Over four decades, Lubaina Himid’s work has made her an increasingly influential figure in contemporary art from her role in the British Black arts movement of the 1980s to winning the Turner Prize in 2017. Tate Modern presents Himid’s largest solo exhibition to date, incorporating new paintings and significant highlights from across her career. Taking inspiration from the artist’s interest in opera and her training in theatre design, the show unfolds across a sequence of scenes which put the visitor centre-stage.
The exhibition presents over 50 works that bring together painting, everyday objects, poetic texts and sound. Early installations including the well-known A Fashionable Marriage 1984 will enter into a dialogue with recent works such as her series of large format paintings Le Rodeur 2016-18, while new paintings created during lockdown will go on public display for the first time.
An early fascination with pattern, influenced by her mother’s career as a textile designer, has always been central to Himid’s work. A series of suspended cloth flags inspired by East African kanga textiles will welcome visitors to the exhibition at Tate Modern.
Throughout her career, Himid has explored and expanded the possibilities of storytelling, encouraging the viewer to become an active participant in her work. A fictional architecture competition inspires the installation Jelly Mould Pavilions for Liverpool 2010, in which a series of hand-painted ceramic models celebrate the contributions of the African diaspora and invite viewers to reflect on the role of monuments in public space. Displayed at Tate Modern alongside a range of works including Metal Handkerchiefs 2019 in a room addressing architecture and the built environment, Himid poses the question: ‘We live in clothes, we live in buildings. Do they fit us?’
A major highlight of the exhibition will be the presence of sound installations, including Blue Grid Test 2020, created by Himid in collaboration with artist Magda Stawarska-Beavan. Displayed in the UK for the first time, this 25-metre-long painting features 64 patterns from all over the world, each painted a different shade of blue on top of a variety of objects pinned to the gallery walls. Coupled with a sound installation layering instrumental music with Himid’s voice, the work creates a visual and sonic embrace.
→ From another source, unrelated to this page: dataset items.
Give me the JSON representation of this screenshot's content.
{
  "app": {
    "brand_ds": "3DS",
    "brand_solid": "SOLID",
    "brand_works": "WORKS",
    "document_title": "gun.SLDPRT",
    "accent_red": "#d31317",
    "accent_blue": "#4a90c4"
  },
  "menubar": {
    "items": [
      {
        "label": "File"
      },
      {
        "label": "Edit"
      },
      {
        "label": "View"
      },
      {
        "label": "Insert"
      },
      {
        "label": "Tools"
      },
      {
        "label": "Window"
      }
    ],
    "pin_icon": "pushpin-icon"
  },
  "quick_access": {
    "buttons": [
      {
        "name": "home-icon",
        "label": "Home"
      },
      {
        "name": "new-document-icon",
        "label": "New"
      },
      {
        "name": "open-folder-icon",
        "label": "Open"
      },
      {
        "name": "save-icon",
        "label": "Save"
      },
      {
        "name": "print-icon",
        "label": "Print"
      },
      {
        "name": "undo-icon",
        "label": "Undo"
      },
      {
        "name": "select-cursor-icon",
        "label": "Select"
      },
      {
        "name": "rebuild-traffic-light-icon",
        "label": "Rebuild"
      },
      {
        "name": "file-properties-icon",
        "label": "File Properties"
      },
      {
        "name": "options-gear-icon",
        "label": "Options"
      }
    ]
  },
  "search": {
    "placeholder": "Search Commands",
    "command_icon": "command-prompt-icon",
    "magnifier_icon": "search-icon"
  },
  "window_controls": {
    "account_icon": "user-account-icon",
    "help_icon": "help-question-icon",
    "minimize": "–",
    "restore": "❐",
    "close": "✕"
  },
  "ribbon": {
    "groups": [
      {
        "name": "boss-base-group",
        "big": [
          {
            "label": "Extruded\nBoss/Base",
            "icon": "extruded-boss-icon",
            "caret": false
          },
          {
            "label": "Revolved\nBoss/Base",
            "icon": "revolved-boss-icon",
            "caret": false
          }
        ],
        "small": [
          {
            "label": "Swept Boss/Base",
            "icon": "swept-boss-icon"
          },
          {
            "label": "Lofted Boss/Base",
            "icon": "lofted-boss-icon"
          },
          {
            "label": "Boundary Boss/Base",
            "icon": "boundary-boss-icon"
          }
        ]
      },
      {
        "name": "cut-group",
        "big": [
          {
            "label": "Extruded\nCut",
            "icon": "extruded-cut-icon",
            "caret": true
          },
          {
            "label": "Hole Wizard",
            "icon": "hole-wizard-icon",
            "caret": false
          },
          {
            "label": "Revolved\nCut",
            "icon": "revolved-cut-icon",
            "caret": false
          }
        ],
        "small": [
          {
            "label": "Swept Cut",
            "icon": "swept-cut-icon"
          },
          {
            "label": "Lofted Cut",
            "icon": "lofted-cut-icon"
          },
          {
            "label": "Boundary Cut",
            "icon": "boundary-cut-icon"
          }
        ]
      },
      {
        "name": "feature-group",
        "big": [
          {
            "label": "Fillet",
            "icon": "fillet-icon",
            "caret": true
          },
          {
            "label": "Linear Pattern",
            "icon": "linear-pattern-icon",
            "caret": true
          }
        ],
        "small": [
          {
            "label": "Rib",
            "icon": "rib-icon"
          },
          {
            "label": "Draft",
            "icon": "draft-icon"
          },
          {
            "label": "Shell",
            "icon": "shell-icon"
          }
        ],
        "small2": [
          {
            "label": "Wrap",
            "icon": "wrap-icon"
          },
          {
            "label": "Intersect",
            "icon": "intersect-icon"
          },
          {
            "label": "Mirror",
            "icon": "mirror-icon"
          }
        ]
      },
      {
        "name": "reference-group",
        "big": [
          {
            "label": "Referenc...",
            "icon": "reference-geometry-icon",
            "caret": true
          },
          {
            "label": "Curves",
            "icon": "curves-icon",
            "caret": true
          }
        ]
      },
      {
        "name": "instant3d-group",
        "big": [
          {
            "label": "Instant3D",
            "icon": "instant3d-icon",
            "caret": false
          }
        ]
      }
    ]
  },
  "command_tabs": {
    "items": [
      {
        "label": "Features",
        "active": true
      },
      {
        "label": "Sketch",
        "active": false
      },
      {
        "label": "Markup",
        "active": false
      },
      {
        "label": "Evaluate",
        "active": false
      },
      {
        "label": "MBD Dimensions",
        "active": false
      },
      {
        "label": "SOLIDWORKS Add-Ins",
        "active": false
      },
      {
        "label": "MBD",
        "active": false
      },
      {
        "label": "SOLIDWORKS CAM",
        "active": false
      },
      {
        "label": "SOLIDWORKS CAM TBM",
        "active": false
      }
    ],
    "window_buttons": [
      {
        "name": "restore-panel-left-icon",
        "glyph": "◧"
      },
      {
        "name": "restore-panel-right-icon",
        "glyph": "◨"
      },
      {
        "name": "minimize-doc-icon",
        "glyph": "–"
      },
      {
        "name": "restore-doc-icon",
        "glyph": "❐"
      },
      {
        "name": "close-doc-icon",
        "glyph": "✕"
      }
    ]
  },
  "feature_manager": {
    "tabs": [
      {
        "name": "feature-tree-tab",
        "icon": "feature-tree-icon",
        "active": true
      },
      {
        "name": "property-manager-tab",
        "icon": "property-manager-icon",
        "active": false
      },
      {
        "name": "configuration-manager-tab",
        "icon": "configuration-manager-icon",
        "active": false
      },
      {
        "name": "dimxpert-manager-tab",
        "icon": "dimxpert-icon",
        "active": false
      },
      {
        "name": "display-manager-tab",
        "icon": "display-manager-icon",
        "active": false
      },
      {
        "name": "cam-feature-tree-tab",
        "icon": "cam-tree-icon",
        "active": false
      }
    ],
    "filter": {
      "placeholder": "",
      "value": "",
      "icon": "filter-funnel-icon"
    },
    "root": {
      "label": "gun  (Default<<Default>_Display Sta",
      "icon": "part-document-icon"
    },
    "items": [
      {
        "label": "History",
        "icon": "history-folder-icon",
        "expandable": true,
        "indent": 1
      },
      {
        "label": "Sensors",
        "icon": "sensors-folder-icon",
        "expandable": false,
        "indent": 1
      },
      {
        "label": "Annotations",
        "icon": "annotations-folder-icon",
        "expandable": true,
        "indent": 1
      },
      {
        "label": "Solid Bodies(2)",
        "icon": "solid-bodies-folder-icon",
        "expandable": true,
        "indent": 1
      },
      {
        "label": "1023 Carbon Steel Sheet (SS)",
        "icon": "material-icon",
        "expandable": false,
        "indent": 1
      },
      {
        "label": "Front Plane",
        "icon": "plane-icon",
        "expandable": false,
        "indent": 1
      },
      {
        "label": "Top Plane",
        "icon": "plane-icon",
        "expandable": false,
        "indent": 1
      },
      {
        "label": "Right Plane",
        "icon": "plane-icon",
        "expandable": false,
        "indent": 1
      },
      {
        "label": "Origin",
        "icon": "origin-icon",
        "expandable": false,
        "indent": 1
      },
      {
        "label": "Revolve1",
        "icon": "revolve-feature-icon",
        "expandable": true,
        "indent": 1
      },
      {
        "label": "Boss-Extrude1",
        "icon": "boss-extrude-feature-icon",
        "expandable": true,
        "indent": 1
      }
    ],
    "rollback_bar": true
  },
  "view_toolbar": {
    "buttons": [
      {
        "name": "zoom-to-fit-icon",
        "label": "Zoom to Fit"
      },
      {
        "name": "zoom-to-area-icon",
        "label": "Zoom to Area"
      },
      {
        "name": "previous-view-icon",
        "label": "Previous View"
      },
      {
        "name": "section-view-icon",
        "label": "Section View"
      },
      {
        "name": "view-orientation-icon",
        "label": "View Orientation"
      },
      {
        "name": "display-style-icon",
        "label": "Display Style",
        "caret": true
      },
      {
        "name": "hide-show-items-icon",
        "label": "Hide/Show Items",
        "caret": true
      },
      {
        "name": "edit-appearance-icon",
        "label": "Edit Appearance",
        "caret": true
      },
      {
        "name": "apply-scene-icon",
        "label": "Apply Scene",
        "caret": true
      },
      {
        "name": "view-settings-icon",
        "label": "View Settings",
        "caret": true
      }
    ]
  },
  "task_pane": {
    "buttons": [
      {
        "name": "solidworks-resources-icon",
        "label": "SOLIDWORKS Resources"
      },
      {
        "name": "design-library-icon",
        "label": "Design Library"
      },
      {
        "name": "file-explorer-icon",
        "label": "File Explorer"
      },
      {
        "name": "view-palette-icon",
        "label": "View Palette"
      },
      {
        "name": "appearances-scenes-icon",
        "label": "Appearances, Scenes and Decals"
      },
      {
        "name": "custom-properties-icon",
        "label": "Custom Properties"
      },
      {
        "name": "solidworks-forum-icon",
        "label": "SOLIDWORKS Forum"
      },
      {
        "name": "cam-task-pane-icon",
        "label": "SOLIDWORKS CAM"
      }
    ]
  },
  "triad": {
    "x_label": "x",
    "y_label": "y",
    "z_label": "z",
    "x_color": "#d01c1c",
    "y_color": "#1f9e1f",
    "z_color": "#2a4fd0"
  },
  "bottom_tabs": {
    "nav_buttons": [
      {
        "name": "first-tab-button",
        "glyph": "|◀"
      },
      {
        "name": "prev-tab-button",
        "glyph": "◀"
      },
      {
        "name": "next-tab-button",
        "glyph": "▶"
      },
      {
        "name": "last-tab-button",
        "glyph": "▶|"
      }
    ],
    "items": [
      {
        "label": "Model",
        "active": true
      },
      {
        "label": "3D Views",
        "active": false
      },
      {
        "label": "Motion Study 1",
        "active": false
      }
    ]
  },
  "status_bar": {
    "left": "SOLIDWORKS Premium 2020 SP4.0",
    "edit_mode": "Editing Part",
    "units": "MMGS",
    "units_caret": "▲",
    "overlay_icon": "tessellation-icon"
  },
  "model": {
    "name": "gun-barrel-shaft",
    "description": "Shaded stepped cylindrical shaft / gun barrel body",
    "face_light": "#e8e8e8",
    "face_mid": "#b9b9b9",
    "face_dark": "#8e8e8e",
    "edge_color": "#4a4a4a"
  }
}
The show will culminate in a group of recent paintings and painted objects, which centre on extraordinary moments of everyday life which are rarely portrayed. The series Men in Drawers 2017-19 features tender portraits of imaginary figures inside vintage wooden furniture, while works like Cover the Surface 2019 depict intimate interactions and moments of indecision between men. Himid also continues to explore women’s creativity in her recent paintings, including The Operating Table 2019.